A distinction should be made between 107669003 |Degenerative abnormality (morphologic abnormality)| and 33359002 |Degeneration (morphologic abnormality)|.
- 33359002 |Degeneration (morphologic abnormality)| is a child of 107669003 |Degenerative abnormality (morphologic abnormality)|.
- 107669003 |Degenerative abnormality (morphologic abnormality)| is a grouper concept with members usually characterized by retrogressive pathologic structural changes. Diseases that are degenerative do not necessarily have 116676008 |Associated morphology (attribute)| of 33359002 |Degeneration (morphologic abnormality)|, since the word degenerative sometimes refers to loss of function rather than structural degeneration.
Examples include degeneration proper, as well as lysis, vascular sclerosis, necrosis, infarct, deposition, dystrophy, pigmentation, atrophy, and depletion.
- Morphologies under degeneration also have retrogressive structural changes, but they are not necessarily any of the above, nor are they necessarily resorption, malacia, obliteration, opacity, plaque, or postmortem change (this seems to be definition by exclusion).
- Necrosis is a degenerative abnormality, but not a degeneration.
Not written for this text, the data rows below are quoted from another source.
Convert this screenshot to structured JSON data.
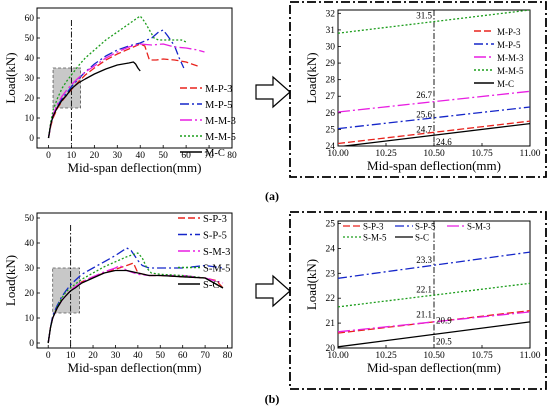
{
  "chart_data": [
    {
      "id": "a-main",
      "type": "line",
      "xlabel": "Mid-span deflection(mm)",
      "ylabel": "Load(kN)",
      "xlim": [
        -5,
        80
      ],
      "ylim": [
        -5,
        65
      ],
      "xticks": [
        0,
        10,
        20,
        30,
        40,
        50,
        60,
        70,
        80
      ],
      "yticks": [
        0,
        10,
        20,
        30,
        40,
        50,
        60
      ],
      "legend_position": "right",
      "vline_x": 10,
      "series": [
        {
          "name": "M-P-3",
          "color": "#e8231d",
          "dash": "7,3",
          "x": [
            0,
            1,
            2,
            4,
            6,
            8,
            10,
            13,
            16,
            20,
            25,
            30,
            35,
            40,
            42,
            44,
            47,
            50,
            55,
            60,
            65
          ],
          "y": [
            0,
            6,
            10,
            15,
            18.5,
            21.5,
            24.2,
            28,
            31.5,
            35,
            39,
            42,
            44.5,
            47,
            46,
            39,
            39,
            39.5,
            39,
            38,
            36
          ]
        },
        {
          "name": "M-P-5",
          "color": "#1526c9",
          "dash": "9,3,2,3",
          "x": [
            0,
            1,
            2,
            4,
            6,
            8,
            10,
            13,
            16,
            20,
            25,
            30,
            35,
            40,
            45,
            48,
            50,
            52,
            55,
            57,
            59
          ],
          "y": [
            0,
            7,
            11,
            16,
            20,
            22.5,
            25.6,
            29.5,
            33,
            37,
            41,
            44,
            46,
            47.5,
            50,
            53,
            54,
            51,
            46,
            40,
            35
          ]
        },
        {
          "name": "M-M-3",
          "color": "#e81fe2",
          "dash": "12,3,2,3",
          "x": [
            0,
            1,
            2,
            4,
            6,
            8,
            10,
            13,
            16,
            20,
            25,
            30,
            35,
            40,
            45,
            50,
            55,
            60,
            65,
            68
          ],
          "y": [
            0,
            7,
            12,
            17,
            21,
            24,
            26.7,
            30,
            33,
            36,
            40,
            43,
            45.5,
            47,
            46.5,
            47,
            45.5,
            45,
            44,
            43
          ]
        },
        {
          "name": "M-M-5",
          "color": "#1c9d1c",
          "dash": "2,2",
          "x": [
            0,
            1,
            2,
            4,
            6,
            8,
            10,
            13,
            16,
            20,
            25,
            30,
            35,
            40,
            42,
            44,
            46,
            48,
            50,
            55,
            58,
            60
          ],
          "y": [
            0,
            8,
            14,
            20,
            25,
            28.5,
            31.5,
            36,
            40,
            44,
            49,
            53,
            57,
            61,
            58,
            54,
            50,
            49,
            49,
            49,
            49,
            48
          ]
        },
        {
          "name": "M-C",
          "color": "#000000",
          "dash": "",
          "x": [
            0,
            1,
            2,
            4,
            6,
            8,
            10,
            13,
            16,
            20,
            25,
            30,
            35,
            37,
            38,
            39,
            40
          ],
          "y": [
            0,
            7,
            11,
            15.5,
            19,
            21.5,
            24.6,
            27.5,
            29.5,
            32,
            34.5,
            36.5,
            37.5,
            38,
            37,
            35,
            33.5
          ]
        }
      ]
    },
    {
      "id": "a-zoom",
      "type": "line",
      "xlabel": "Mid-span deflection(mm)",
      "ylabel": "Load(kN)",
      "xlim": [
        10,
        11
      ],
      "ylim": [
        24,
        32.2
      ],
      "xtick_labels": [
        "10.00",
        "10.25",
        "10.50",
        "10.75",
        "11.00"
      ],
      "xticks": [
        10,
        10.25,
        10.5,
        10.75,
        11
      ],
      "yticks": [
        24,
        25,
        26,
        27,
        28,
        29,
        30,
        31,
        32
      ],
      "legend_position": "top-right",
      "vline_x": 10.5,
      "annotations": [
        {
          "text": "31.5",
          "x": 10.5,
          "y": 31.5
        },
        {
          "text": "26.7",
          "x": 10.5,
          "y": 26.7
        },
        {
          "text": "25.6",
          "x": 10.5,
          "y": 25.6
        },
        {
          "text": "24.7",
          "x": 10.5,
          "y": 24.7
        },
        {
          "text": "24.6",
          "x": 10.5,
          "y": 24.6
        }
      ],
      "series": [
        {
          "name": "M-P-3",
          "color": "#e8231d",
          "dash": "7,3",
          "x": [
            10,
            11
          ],
          "y": [
            24.15,
            25.5
          ]
        },
        {
          "name": "M-P-5",
          "color": "#1526c9",
          "dash": "9,3,2,3",
          "x": [
            10,
            11
          ],
          "y": [
            25.05,
            26.35
          ]
        },
        {
          "name": "M-M-3",
          "color": "#e81fe2",
          "dash": "12,3,2,3",
          "x": [
            10,
            11
          ],
          "y": [
            26.05,
            27.3
          ]
        },
        {
          "name": "M-M-5",
          "color": "#1c9d1c",
          "dash": "2,2",
          "x": [
            10,
            11
          ],
          "y": [
            30.8,
            32.2
          ]
        },
        {
          "name": "M-C",
          "color": "#000000",
          "dash": "",
          "x": [
            10,
            11
          ],
          "y": [
            23.95,
            25.35
          ]
        }
      ]
    },
    {
      "id": "b-main",
      "type": "line",
      "xlabel": "Mid-span deflection(mm)",
      "ylabel": "Load(kN)",
      "xlim": [
        -5,
        82
      ],
      "ylim": [
        -2,
        52
      ],
      "xticks": [
        0,
        10,
        20,
        30,
        40,
        50,
        60,
        70,
        80
      ],
      "yticks": [
        0,
        10,
        20,
        30,
        40,
        50
      ],
      "legend_position": "top-right",
      "vline_x": 10,
      "series": [
        {
          "name": "S-P-3",
          "color": "#e8231d",
          "dash": "7,3",
          "x": [
            0,
            1,
            2,
            4,
            6,
            8,
            10,
            12,
            15,
            20,
            25,
            30,
            35,
            38,
            40,
            45,
            50,
            60,
            70,
            75,
            78
          ],
          "y": [
            0,
            6,
            10,
            14,
            17,
            19,
            21,
            22.5,
            24.5,
            26.5,
            28,
            29.5,
            31,
            32,
            28,
            27,
            27,
            26.5,
            26,
            25,
            22
          ]
        },
        {
          "name": "S-P-5",
          "color": "#1526c9",
          "dash": "9,3,2,3",
          "x": [
            0,
            1,
            2,
            4,
            6,
            8,
            10,
            12,
            15,
            20,
            25,
            30,
            35,
            37,
            40,
            42,
            45,
            50,
            60,
            70,
            78
          ],
          "y": [
            0,
            6,
            11,
            15,
            18.5,
            21,
            23.3,
            25,
            27.5,
            30,
            32.5,
            35,
            38,
            37,
            33,
            31,
            30,
            30,
            30,
            31,
            30
          ]
        },
        {
          "name": "S-M-3",
          "color": "#e81fe2",
          "dash": "12,3,2,3",
          "x": [
            0,
            1,
            2,
            4,
            6,
            8,
            10,
            12,
            15,
            20,
            25,
            30,
            32,
            35,
            40,
            45,
            50,
            60,
            70,
            78
          ],
          "y": [
            0,
            6,
            10,
            14,
            17,
            19,
            21.1,
            22.5,
            24.5,
            26.5,
            28.5,
            30,
            31,
            29,
            27.5,
            27,
            27,
            27,
            26,
            24
          ]
        },
        {
          "name": "S-M-5",
          "color": "#1c9d1c",
          "dash": "2,2",
          "x": [
            0,
            1,
            2,
            4,
            6,
            8,
            10,
            12,
            15,
            20,
            25,
            30,
            35,
            40,
            42,
            44,
            46,
            50,
            60,
            70,
            78
          ],
          "y": [
            0,
            6,
            10,
            14.5,
            18,
            20.5,
            22.1,
            23.5,
            25.5,
            28,
            30.5,
            32.5,
            34.5,
            36,
            34,
            30,
            28,
            27.5,
            27,
            26,
            22
          ]
        },
        {
          "name": "S-C",
          "color": "#000000",
          "dash": "",
          "x": [
            0,
            1,
            2,
            4,
            6,
            8,
            10,
            12,
            15,
            20,
            25,
            30,
            35,
            40,
            45,
            50,
            60,
            70,
            78
          ],
          "y": [
            0,
            6,
            10,
            14,
            17,
            19,
            20.9,
            22,
            24,
            26,
            28,
            29,
            29,
            28,
            27,
            27,
            26.5,
            26,
            22
          ]
        }
      ]
    },
    {
      "id": "b-zoom",
      "type": "line",
      "xlabel": "Mid-span deflection(mm)",
      "ylabel": "Load(kN)",
      "xlim": [
        10,
        11
      ],
      "ylim": [
        20,
        25.1
      ],
      "xtick_labels": [
        "10.00",
        "10.25",
        "10.50",
        "10.75",
        "11.00"
      ],
      "xticks": [
        10,
        10.25,
        10.5,
        10.75,
        11
      ],
      "yticks": [
        20,
        21,
        22,
        23,
        24,
        25
      ],
      "legend_position": "top",
      "vline_x": 10.5,
      "annotations": [
        {
          "text": "23.3",
          "x": 10.5,
          "y": 23.3
        },
        {
          "text": "22.1",
          "x": 10.5,
          "y": 22.1
        },
        {
          "text": "21.1",
          "x": 10.5,
          "y": 21.1
        },
        {
          "text": "20.9",
          "x": 10.5,
          "y": 20.9
        },
        {
          "text": "20.5",
          "x": 10.5,
          "y": 20.5
        }
      ],
      "series": [
        {
          "name": "S-P-3",
          "color": "#e8231d",
          "dash": "7,3",
          "x": [
            10,
            11
          ],
          "y": [
            20.6,
            21.5
          ]
        },
        {
          "name": "S-P-5",
          "color": "#1526c9",
          "dash": "9,3,2,3",
          "x": [
            10,
            11
          ],
          "y": [
            22.8,
            23.85
          ]
        },
        {
          "name": "S-M-3",
          "color": "#e81fe2",
          "dash": "12,3,2,3",
          "x": [
            10,
            11
          ],
          "y": [
            20.65,
            21.45
          ]
        },
        {
          "name": "S-M-5",
          "color": "#1c9d1c",
          "dash": "2,2",
          "x": [
            10,
            11
          ],
          "y": [
            21.65,
            22.6
          ]
        },
        {
          "name": "S-C",
          "color": "#000000",
          "dash": "",
          "x": [
            10,
            11
          ],
          "y": [
            20.05,
            21.05
          ]
        }
      ]
    }
  ],
  "panels": {
    "a": "(a)",
    "b": "(b)"
  }
}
Necrosis can follow degeneration.
- Atrophy is a degenerative abnormality, but only atrophic degeneration is also a degeneration.
Modeling
33359002 |Degeneration (morphologic abnormality)| and 107669003 |Degenerative abnormality (morphologic abnormality)| should rarely, if ever, be used as the value of Associated morphology of a particular disorder; rather, a more specific subtype should be used.
Exception
It might be used as the value of Associated morphology for a broad category of degenerative disorders when the degeneration is always and necessarily structural. It is then inherited by all the subtypes, unless specialized by assigning a subtype of degeneration as the value for Associated morphology.